How Christian Leaders Can Disagree Without Being Disagreeable
I’m on a blogging sabbatical working on my upcoming book. This is a guest post by Chris Lautsbaugh who lives in South Africa. He serves with Youth With a Mission (YWAM), teaching and training missionaries and church leaders. Together with his wife Lindsey, they lead and steward training programs and ministries in and Cape Town and throughout Africa. Chris blogs at www.NoSuperHeroes.com on grace, leadership, and missions and has published a book, Death of the Modern Superhero:How Grace Breaks our Rules. You can follow him on Twitter or Facebook.
“The issue is not whether I agree with someone but rather how I treat someone with whom I profoundly disagree. We Christians are called to use the “weapons of grace”, which means treating even our opponents with love and respect.” – Philip Yancey, “Vanishing Grace”
Philip Yancey, in his new book, Vanishing Grace: What Ever Happened to the Good News?, shares a Barna survey regarding the way Christians are viewed. In 1996, 85 percent of Americans who had no religious commitment viewed Christianity favorably. This number has dipped in recent years to a mere 16 percent in 2009.
Yancy offers this question to the church, and even more to us as leaders:
“As one who has drunk deeply of grace, I want to offer it to a world adrift. How can we communicate truly good news to a culture running away from it?”
He also offers this thought:
“Nowadays the principle of tolerance rules above all others, and any religion that claims a corner on the truth is suspect. Combine that with Christians’ reputation for judging other behavior, and no wonder opposition heats up.”
Far too often Christians, especially leaders , are accused of being critical, judgmental, and intolerant.
Somehow in our zeal to stand for truth, our morality, and potentially even our political viewpoints we run over the very people we hope to be reaching.
“We must stand for truth and not compromise”, we argue.
Does love and acceptance put us on a slippery slope?
We must, if we are going to change the perception of Christians, do it one person at a time.
Here are some thoughts which might serve to guide us.
Can we disagree without judging? We’ve gotten to the point where any form of disagreement is labeled judgment and hate. Even amongst friends, we can be accused of judging if we do not share a common viewpoint.
Why is it so hard to say, “I love you but I do not agree with such and such?” We must find greater ways to bridge this gap in love.

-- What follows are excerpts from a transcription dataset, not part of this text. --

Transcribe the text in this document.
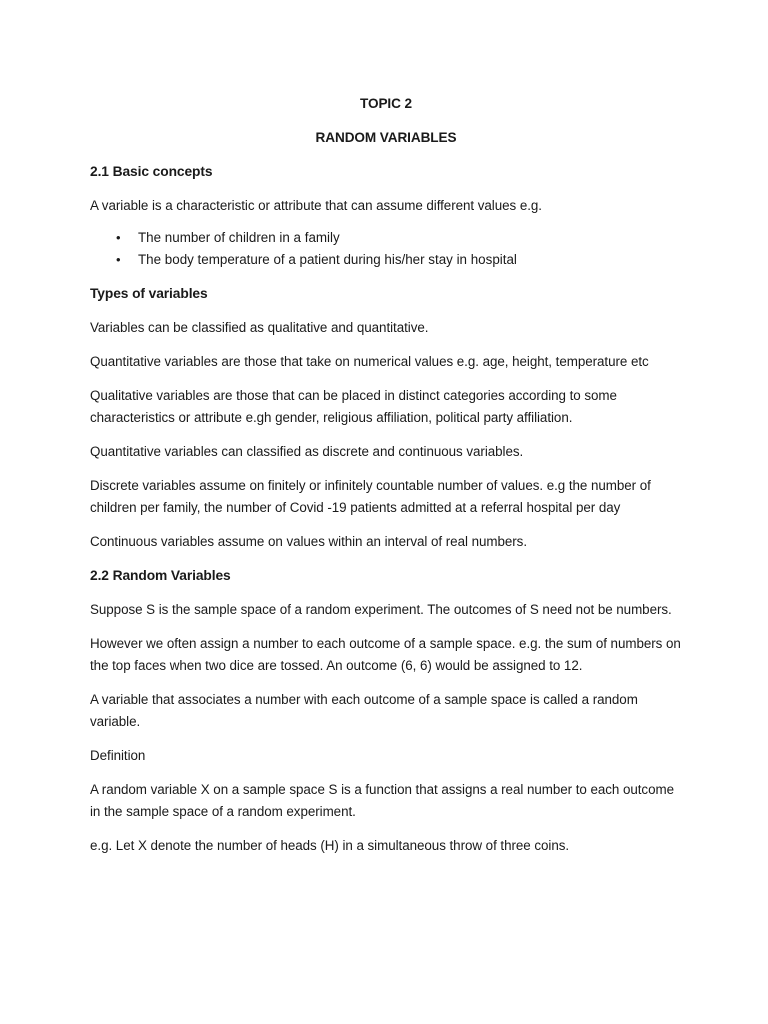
TOPIC 2
RANDOM VARIABLES
2.1 Basic concepts

A variable is a characteristic or attribute that can assume different values e.g.

• The number of children in a family
• The body temperature of a patient during his/her stay in hospital
Types of variables

Variables can be classified as qualitative and quantitative.

Quantitative variables are those that take on numerical values e.g. age, height, temperature etc

Qualitative variables are those that can be placed in distinct categories according to some characteristics or attribute e.gh gender, religious affiliation, political party affiliation.

Quantitative variables can classified as discrete and continuous variables.

Discrete variables assume on finitely or infinitely countable number of values. e.g the number of children per family, the number of Covid -19 patients admitted at a referral hospital per day

Continuous variables assume on values within an interval of real numbers.

2.2 Random Variables

Suppose S is the sample space of a random experiment. The outcomes of S need not be numbers.

However we often assign a number to each outcome of a sample space. e.g. the sum of numbers on the top faces when two dice are tossed. An outcome (6, 6) would be assigned to 12.

A variable that associates a number with each outcome of a sample space is called a random variable.

Definition

A random variable X on a sample space S is a function that assigns a real number to each outcome in the sample space of a random experiment.

e.g. Let X denote the number of heads (H) in a simultaneous throw of three coins.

Jesus himself walked in grace AND truth, in fact he was the embodiment of them both! (John 1:17 )
When must confront in love, not to be right.

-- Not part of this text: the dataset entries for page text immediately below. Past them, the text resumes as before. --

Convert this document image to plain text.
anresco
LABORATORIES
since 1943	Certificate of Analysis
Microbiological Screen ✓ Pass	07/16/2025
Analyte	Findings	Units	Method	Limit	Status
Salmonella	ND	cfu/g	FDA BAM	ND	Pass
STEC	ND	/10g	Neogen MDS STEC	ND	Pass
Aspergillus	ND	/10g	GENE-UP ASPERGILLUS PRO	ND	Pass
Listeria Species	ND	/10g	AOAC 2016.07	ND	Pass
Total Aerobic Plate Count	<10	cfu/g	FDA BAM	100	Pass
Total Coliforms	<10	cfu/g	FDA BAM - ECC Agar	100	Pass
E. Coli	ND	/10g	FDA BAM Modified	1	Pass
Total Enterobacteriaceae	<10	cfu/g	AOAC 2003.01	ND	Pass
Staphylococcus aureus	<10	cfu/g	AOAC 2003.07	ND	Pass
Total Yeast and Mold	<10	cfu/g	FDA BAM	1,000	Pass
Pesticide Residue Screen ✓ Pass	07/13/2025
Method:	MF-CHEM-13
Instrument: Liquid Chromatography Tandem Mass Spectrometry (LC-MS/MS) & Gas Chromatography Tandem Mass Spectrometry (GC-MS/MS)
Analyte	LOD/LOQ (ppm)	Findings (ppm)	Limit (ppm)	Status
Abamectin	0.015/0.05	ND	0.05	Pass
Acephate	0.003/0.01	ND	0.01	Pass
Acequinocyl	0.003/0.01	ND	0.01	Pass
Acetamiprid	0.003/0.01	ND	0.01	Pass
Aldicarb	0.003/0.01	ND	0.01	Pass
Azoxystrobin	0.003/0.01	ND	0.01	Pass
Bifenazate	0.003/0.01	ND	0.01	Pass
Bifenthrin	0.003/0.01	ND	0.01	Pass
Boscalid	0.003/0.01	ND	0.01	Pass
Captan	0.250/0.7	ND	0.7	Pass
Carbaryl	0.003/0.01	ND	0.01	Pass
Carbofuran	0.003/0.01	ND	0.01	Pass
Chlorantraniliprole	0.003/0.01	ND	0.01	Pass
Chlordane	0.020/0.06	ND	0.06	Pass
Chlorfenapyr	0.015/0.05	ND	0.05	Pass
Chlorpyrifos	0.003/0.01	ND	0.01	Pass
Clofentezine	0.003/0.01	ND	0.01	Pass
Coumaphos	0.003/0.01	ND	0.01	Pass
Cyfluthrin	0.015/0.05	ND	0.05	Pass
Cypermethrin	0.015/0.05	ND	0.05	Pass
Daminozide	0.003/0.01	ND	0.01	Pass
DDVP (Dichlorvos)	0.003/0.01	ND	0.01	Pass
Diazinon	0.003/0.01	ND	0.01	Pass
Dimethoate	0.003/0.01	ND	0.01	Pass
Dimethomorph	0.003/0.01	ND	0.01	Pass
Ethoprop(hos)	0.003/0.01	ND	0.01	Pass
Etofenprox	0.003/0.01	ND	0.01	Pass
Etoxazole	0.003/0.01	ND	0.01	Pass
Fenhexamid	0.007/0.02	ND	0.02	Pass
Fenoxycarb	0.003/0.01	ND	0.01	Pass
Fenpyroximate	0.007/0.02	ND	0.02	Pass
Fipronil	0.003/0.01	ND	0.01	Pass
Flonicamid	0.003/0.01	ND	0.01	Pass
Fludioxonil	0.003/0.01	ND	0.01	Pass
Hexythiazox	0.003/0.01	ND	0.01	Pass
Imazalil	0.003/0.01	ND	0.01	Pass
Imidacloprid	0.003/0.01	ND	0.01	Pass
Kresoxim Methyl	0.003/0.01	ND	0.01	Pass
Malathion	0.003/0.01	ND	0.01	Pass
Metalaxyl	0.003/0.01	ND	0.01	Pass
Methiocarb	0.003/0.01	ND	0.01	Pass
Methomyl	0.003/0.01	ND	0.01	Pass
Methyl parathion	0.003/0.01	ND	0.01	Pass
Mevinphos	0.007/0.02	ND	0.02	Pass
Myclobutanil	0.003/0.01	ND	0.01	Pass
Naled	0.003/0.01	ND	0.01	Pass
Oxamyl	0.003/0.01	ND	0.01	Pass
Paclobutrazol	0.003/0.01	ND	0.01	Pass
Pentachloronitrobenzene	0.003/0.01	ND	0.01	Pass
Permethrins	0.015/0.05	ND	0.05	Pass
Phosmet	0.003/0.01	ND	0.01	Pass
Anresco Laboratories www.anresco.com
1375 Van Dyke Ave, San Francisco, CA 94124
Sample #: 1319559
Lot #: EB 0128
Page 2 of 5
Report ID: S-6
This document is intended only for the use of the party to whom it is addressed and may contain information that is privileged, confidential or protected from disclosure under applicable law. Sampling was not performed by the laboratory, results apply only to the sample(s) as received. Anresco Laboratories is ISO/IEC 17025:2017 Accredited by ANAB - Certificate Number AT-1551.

1 Timothy 1:5 tells us, “The aim of our charge is love that issues from a pure heart, a good conscience, and a sincere faith.”
Paul was never against confrontation, he just wanted it done in a proper way.
The goal of our disagreement must always be growth and restoration.
Paul in 1 Corinthian 5 took a very strong stand with a man (in the church by the way), involved in immorality.
Many believe this very man reappears in 2 Corinthians 2:5-8. This man who had been removed from the church was restored back to it.
We often are good at the act of removing or the confrontation, but not so good at doing it for restoration sake.
I don’t think anyone would have accused Paul or Jesus of compromising their morals or being wishy-washy in their faith. They were the source of all the above principles.
Of course we will disagree with a growing number of people in an increasingly post-Christian culture.
But the question is, “How will we do it?”
I pray we could do it with the “weapons of grace” Yancey speaks of.